Le mot « péché » vient du latin peccatum, qui signifie littéralement « rater la cible » ou « faire une erreur ». C’est une image simple et puissante : le péché n’est pas seulement une faute morale, c’est surtout un écart, un raté par rapport à un but, une norme.
Dans la Grèce antique, il y avait le mot amartia qui veut dire la même chose, « manquer la cible », comme au tir à l’arc. Ce mot désignait souvent une erreur humaine, souvent involontaire, avec des conséquences parfois graves.
Du coup, que ce soit en latin ou en grec, le péché, c’est d’abord une maladresse, un manquement - pas forcément une transgression volontaire.
Dans la perspective non-duelle, on peut dire que le péché, c’est tout ce qui ne vient pas de la Présence, c’est-à-dire de ce qui est vraiment vivant en nous, ici et maintenant. C’est une réaction automatique à l’oubli de notre vraie nature. C’est la mémoire et la croyance au “moi séparé” qui provoquent ce mouvement.
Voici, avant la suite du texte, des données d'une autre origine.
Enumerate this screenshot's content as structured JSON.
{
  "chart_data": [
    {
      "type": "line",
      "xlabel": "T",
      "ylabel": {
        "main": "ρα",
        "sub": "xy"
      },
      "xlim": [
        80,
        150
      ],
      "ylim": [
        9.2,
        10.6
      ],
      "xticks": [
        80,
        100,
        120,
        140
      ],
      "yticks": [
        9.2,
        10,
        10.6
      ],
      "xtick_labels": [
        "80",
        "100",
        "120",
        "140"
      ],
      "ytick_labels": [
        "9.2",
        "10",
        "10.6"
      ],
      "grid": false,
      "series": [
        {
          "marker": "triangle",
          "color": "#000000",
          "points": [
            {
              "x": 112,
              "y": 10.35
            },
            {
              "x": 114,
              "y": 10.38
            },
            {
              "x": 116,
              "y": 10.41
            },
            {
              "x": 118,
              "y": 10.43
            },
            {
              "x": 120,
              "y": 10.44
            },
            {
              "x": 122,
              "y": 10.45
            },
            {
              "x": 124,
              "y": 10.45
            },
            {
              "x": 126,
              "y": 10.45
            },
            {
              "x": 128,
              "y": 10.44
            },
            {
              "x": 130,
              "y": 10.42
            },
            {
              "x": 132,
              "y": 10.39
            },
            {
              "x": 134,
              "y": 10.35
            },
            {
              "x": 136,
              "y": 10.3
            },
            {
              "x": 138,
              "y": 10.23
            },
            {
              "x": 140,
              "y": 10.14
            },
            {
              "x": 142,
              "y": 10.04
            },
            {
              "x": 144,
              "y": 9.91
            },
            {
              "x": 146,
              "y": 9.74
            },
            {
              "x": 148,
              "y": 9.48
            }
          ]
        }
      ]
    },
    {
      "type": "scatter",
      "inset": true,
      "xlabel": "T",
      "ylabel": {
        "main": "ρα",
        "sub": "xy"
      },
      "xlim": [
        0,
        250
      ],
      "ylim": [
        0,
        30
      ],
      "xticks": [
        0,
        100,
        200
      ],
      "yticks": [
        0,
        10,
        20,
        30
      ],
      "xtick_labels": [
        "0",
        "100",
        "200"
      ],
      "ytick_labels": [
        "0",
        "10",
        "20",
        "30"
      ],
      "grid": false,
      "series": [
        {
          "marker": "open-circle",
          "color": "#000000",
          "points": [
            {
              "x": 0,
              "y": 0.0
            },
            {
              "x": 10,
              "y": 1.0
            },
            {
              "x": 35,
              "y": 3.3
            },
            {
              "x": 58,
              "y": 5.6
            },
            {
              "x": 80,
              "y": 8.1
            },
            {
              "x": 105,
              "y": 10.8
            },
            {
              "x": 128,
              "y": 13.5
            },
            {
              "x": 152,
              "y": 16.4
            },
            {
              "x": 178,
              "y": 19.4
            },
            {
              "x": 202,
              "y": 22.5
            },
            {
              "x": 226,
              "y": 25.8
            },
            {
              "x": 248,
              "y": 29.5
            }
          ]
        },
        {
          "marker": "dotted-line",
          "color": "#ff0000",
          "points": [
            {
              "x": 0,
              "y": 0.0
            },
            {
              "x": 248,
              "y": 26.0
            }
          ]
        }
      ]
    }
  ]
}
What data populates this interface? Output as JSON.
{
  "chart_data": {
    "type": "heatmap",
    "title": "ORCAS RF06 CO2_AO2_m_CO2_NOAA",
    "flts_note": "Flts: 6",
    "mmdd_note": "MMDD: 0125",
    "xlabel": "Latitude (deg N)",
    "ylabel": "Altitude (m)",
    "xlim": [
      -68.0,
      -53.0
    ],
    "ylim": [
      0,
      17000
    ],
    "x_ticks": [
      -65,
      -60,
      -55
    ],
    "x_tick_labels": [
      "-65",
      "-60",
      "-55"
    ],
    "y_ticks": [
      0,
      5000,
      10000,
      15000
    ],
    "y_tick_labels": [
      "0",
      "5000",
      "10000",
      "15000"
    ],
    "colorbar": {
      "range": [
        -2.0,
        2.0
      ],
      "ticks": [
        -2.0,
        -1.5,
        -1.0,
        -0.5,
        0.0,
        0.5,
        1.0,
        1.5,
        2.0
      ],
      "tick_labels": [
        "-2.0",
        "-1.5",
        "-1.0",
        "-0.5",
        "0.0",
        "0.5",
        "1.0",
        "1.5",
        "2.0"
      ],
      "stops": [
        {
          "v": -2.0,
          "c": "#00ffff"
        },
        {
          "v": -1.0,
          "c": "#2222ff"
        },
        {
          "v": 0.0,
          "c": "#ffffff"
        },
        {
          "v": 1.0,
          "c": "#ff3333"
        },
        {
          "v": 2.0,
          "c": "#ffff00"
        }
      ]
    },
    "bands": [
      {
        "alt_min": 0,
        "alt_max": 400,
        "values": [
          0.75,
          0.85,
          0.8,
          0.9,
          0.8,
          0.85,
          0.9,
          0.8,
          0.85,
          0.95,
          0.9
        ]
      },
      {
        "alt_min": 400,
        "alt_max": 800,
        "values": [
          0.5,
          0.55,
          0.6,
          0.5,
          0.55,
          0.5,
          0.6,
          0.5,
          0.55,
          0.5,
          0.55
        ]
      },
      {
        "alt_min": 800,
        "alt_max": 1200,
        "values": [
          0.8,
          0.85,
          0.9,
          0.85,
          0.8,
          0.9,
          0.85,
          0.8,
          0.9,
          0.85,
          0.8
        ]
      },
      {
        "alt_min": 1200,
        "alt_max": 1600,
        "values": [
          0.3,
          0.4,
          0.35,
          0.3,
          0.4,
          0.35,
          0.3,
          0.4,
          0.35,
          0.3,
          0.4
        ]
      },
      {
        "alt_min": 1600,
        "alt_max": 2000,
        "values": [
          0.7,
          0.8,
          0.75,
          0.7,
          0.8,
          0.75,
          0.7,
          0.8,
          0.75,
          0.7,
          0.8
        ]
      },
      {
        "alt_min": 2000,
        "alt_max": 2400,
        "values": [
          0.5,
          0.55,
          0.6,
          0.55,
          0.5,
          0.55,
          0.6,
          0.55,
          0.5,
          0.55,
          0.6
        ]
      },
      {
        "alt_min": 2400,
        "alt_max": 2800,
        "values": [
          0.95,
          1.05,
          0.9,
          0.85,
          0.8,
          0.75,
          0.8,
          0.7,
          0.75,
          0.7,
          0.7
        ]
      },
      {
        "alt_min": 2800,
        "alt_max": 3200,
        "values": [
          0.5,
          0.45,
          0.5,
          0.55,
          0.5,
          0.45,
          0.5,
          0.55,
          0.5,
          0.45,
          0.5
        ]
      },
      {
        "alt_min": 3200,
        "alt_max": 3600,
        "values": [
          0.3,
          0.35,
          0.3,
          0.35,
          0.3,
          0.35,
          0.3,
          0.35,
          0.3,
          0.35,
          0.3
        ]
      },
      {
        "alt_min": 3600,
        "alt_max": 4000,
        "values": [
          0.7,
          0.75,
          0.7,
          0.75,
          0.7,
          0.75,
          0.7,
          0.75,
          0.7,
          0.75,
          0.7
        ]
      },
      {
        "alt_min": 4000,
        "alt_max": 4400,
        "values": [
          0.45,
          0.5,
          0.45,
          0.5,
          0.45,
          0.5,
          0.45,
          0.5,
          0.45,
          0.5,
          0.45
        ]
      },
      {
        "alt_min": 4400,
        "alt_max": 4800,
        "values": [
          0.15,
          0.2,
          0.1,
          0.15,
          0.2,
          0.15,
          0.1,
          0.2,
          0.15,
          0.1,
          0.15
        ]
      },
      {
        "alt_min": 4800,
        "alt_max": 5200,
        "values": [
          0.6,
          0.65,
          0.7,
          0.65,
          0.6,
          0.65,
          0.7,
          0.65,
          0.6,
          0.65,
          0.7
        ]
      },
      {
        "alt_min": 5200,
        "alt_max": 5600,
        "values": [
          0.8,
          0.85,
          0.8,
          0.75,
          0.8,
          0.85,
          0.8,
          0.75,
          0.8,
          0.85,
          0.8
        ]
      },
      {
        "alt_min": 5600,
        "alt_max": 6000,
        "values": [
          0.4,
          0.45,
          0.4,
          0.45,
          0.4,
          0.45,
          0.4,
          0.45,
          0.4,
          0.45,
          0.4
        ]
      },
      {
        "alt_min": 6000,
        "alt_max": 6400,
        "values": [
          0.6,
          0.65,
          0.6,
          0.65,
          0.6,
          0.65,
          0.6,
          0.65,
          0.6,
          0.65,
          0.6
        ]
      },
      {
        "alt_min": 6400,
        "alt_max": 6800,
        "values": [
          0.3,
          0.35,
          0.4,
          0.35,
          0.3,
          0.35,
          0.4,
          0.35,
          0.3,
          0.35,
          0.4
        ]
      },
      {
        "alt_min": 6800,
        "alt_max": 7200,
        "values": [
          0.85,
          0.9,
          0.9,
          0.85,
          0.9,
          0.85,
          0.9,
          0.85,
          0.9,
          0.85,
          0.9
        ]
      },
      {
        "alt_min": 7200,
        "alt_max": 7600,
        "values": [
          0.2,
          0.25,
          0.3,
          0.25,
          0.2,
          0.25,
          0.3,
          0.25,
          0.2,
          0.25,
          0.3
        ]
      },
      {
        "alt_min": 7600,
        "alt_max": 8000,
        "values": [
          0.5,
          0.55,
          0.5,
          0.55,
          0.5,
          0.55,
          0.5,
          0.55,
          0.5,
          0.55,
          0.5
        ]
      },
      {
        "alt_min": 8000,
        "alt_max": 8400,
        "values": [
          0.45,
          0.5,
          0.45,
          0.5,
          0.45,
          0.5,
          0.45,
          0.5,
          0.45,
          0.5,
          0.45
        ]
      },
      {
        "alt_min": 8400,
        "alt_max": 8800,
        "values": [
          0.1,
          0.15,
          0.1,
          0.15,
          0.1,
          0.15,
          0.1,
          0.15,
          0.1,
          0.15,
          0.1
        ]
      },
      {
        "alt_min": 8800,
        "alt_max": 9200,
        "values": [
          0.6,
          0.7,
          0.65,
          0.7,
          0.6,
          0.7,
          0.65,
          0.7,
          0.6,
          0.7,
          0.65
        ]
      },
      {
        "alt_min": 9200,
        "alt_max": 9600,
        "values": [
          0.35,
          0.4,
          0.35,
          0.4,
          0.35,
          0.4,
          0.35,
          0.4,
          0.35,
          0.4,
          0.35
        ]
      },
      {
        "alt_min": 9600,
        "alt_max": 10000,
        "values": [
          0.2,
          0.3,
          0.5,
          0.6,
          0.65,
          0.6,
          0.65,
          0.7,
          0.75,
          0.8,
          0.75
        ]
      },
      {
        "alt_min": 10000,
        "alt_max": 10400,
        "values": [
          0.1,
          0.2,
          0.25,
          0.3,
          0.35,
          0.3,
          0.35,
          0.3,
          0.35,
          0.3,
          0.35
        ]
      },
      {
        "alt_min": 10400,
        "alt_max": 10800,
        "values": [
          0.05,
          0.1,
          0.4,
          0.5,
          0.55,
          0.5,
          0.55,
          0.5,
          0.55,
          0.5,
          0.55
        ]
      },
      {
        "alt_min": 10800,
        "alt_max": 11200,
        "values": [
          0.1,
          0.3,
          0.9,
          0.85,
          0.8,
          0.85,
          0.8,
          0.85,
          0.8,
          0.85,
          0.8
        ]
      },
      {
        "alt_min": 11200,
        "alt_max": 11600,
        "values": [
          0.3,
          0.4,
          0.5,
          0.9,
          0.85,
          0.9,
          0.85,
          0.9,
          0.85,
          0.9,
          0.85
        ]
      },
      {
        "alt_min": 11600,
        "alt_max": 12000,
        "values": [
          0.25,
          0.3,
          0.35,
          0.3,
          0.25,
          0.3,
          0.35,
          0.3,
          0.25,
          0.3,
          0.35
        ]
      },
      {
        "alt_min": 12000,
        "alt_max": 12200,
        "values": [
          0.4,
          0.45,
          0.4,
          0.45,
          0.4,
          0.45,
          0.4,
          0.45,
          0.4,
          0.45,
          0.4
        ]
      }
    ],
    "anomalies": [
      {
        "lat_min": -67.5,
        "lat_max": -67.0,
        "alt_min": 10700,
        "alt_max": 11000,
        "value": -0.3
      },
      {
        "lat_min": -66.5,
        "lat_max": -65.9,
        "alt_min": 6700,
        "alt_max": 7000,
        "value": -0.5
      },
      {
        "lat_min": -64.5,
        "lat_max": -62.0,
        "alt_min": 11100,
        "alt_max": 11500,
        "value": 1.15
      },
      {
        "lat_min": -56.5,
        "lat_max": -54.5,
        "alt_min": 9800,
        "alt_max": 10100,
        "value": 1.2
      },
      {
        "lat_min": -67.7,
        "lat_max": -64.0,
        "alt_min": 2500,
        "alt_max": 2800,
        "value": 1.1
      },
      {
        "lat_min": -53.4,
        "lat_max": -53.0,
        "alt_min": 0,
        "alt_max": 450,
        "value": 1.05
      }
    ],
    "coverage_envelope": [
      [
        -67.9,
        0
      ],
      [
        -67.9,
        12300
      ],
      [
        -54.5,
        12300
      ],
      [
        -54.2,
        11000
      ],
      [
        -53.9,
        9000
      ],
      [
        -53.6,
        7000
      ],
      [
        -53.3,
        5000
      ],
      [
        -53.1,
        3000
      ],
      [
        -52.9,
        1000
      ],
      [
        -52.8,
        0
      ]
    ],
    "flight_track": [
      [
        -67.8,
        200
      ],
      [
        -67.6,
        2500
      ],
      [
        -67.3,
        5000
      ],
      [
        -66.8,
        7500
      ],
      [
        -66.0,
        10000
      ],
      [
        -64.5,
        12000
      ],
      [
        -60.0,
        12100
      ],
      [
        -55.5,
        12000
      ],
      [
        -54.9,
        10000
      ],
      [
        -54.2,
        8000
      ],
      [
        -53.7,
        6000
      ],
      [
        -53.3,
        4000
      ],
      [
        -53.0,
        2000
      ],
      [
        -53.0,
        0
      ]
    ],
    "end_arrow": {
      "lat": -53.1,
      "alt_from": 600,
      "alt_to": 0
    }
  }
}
Le péché, alors, c’est la tentative maladroite d’alléger ce sentiment de manque, ce vide qui n’existe que dans l’illusion de la séparation, en l’emplissant d’expériences, de sensations, d’états émotionnels, d’aventures, de rencontres ….
Comme disait Nisargadatta Maharaj :
« L’ignorance est la racine de toutes les souffrances, et ce qu’on appelle péché n’est que le reflet de cette ignorance. »
Jean-Yves Leloup rappelle aussi que :
« Le péché est une blessure dans la relation à Dieu, mais Dieu est aussi la source du pardon et de la guérison. »
Plutôt que de se condamner, la non-dualité invite à accueillir ce qui est, même nos erreurs et nos manques, sans les juger ni s’y attacher.
Ramana Maharshi disait :
« Ne vous accrochez ni au péché ni à la vertu. Restez dans le silence et observez. La vraie purification vient de la connaissance de soi. »
Le péché devient alors un signal, un appel à revenir à soi, à la conscience immuable et aimante qui est notre vraie nature.
Le péché, c’est rater la cible, s’écarter de notre vraie nature. Dans la conscience non-duelle, c’est la conséquence de l’oubli de qui nous sommes vraiment - la présence unique, vaste et libre.
Mais cette compréhension nous ouvre aussi à la compassion envers nous-mêmes et les autres. Chacun fait cette expérience. Et la guérison ne vient pas de la condamnation, mais du retour à l’Être, ici et maintenant.
Comme le souligne Jean-Yves Leloup, en lisant Philon d’Alexandrie, la véritable guérison est une réorientation du désir, une thérapie de l’Être, un retour profond et vivant vers ce que nous sommes réellement, au-delà des apparences et des souffrances.
Ainsi, le péché, loin d’être un jugement définitif ou une condamnation, se révèle être un appel silencieux - un frémissement au cœur de l’oubli, une invitation à revenir à la source. C’est dans cet écart, dans ce « manquer la cible », que la grâce peut surgir, nous rappelant que notre véritable nature est cette présence immuable, vaste et infinie.
La guérison véritable, ne réside pas dans la fuite ou la lutte contre nos erreurs, mais dans une réorientation du désir. Ce désir qui se tourne vers l’Être, qui s’éveille vers la source même de tout désir, qui s’éveille à la lumière intérieure, et qui trouve enfin la paix au-delà des formes et des apparences.
C’est ce retour vivant à l’Être, cette reconnexion profonde à ce que nous sommes vraiment, qui dissout les illusions du « moi » séparé et ouvre le chemin vers la liberté, la douceur, et l’amour inconditionnel.
Dans ce mouvement, chaque pas, même le plus fragile, devient une danse sacrée, un témoignage de la lumière qui jamais ne faillit - celle de notre essence profonde, éternelle et aimante.